Ce programme leur permet d’écouler leurs produits en franchise de droits de douane sur le marché américain sur la période 2015-2025. Mais, selon des observateurs, ses avantages ne sont rien comparées aux perspectives de développement de la filière textile au Rwanda.
« La position du Rwanda n’a pas changé. Nous voulons construire une industrie textile locale, nous voulons promouvoir le made in Rwanda et combler le déficit commercial en réduisant les importations de biens qui peuvent être produits localement comme les habits et les chaussures », a expliqué à la presse internationale Vincent Munyeshyaka, le ministre rwandais du Commerce et de l’Industrie.
« Pour ce qui est de la facilitation de la croissance des industries textile et de la chaussure, nous faisons exactement ce qui était convenu à Washington. Et les Etats-Unis disent non vous ne pouvez pas. Nous continuerons à vous fournir nos vêtements de seconde main. Vous ne pouvez pas développer vos industries. Cela dépasse mon entendement », a pour sa part déploré Robert Opirah, responsable du département des investissements du ministère rwandais du Commerce et de l’Industrie.

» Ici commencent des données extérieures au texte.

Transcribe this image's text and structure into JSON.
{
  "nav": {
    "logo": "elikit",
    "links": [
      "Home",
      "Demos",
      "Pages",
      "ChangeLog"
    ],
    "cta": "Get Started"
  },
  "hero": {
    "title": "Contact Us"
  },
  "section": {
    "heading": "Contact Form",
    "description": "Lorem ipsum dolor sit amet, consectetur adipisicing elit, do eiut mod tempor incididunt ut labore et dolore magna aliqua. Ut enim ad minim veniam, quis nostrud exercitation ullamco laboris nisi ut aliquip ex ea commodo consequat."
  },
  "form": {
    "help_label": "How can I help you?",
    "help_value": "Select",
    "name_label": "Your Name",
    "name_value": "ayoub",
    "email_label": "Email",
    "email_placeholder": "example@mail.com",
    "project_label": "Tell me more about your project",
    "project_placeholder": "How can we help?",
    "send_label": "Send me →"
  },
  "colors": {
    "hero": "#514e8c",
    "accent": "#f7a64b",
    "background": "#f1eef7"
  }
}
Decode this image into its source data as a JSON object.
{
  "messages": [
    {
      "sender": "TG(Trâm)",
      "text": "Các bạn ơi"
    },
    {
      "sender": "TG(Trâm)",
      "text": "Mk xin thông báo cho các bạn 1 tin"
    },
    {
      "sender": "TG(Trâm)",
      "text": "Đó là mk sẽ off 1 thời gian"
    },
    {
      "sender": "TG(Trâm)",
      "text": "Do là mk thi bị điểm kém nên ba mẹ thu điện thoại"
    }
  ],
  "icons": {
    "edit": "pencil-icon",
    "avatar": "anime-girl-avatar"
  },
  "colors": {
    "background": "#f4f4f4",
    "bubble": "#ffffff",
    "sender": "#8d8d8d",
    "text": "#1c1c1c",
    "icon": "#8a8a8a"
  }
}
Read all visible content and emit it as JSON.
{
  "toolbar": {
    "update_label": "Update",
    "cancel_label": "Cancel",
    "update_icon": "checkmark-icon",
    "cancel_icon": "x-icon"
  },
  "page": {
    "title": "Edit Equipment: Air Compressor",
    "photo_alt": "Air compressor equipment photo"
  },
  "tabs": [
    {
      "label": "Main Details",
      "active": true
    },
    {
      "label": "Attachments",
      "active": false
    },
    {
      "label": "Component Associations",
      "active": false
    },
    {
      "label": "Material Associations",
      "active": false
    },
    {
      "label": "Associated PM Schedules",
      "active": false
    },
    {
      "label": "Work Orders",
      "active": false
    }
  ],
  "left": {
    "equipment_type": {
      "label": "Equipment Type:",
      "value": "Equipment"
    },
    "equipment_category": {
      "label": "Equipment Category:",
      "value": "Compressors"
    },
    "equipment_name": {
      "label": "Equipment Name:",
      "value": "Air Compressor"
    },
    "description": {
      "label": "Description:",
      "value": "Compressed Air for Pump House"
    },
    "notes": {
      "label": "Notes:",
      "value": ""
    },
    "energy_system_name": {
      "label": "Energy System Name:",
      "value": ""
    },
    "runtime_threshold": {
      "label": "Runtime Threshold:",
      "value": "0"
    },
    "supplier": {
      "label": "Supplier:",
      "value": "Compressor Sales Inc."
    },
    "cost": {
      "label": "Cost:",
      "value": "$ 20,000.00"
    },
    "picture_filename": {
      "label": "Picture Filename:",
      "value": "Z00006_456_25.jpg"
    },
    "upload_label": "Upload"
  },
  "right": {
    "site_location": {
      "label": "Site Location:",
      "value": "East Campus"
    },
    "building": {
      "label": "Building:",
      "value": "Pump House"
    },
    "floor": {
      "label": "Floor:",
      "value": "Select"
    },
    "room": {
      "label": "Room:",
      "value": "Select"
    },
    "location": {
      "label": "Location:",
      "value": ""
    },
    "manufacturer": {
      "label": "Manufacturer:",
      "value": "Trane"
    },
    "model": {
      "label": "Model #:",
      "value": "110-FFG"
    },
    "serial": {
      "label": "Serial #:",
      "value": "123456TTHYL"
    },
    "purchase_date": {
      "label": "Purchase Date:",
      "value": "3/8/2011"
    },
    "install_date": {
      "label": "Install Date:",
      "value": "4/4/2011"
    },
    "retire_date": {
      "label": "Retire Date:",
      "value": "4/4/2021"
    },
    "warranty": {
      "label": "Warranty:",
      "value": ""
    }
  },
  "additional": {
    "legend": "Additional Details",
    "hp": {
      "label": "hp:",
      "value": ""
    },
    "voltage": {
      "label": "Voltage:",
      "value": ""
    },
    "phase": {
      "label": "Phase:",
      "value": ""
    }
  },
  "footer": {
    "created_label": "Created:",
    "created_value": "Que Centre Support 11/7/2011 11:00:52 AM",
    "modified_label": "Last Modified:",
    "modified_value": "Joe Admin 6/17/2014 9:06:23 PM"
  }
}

La stratégie du gouvernement rwandais concernant le développement des filières textile-habillement et cuir ambitionne de créer plus de 25 600 emplois. Il s’agit surtout de créer les conditions de la réduction des importations de ces produits manufacturés à 33 millions dollars (près de 18 722 662 860 F CFA) d’ici 2019, contre 124 millions dollars (environ 70 351 824 080 F CFA) en 2015.
Autant dire que le Rwanda ne perd rien à interdire ces produits. Ce n’est pas forcément le cas de tous les pays de la Communauté économique de l’Afrique de l’Est (CEAC).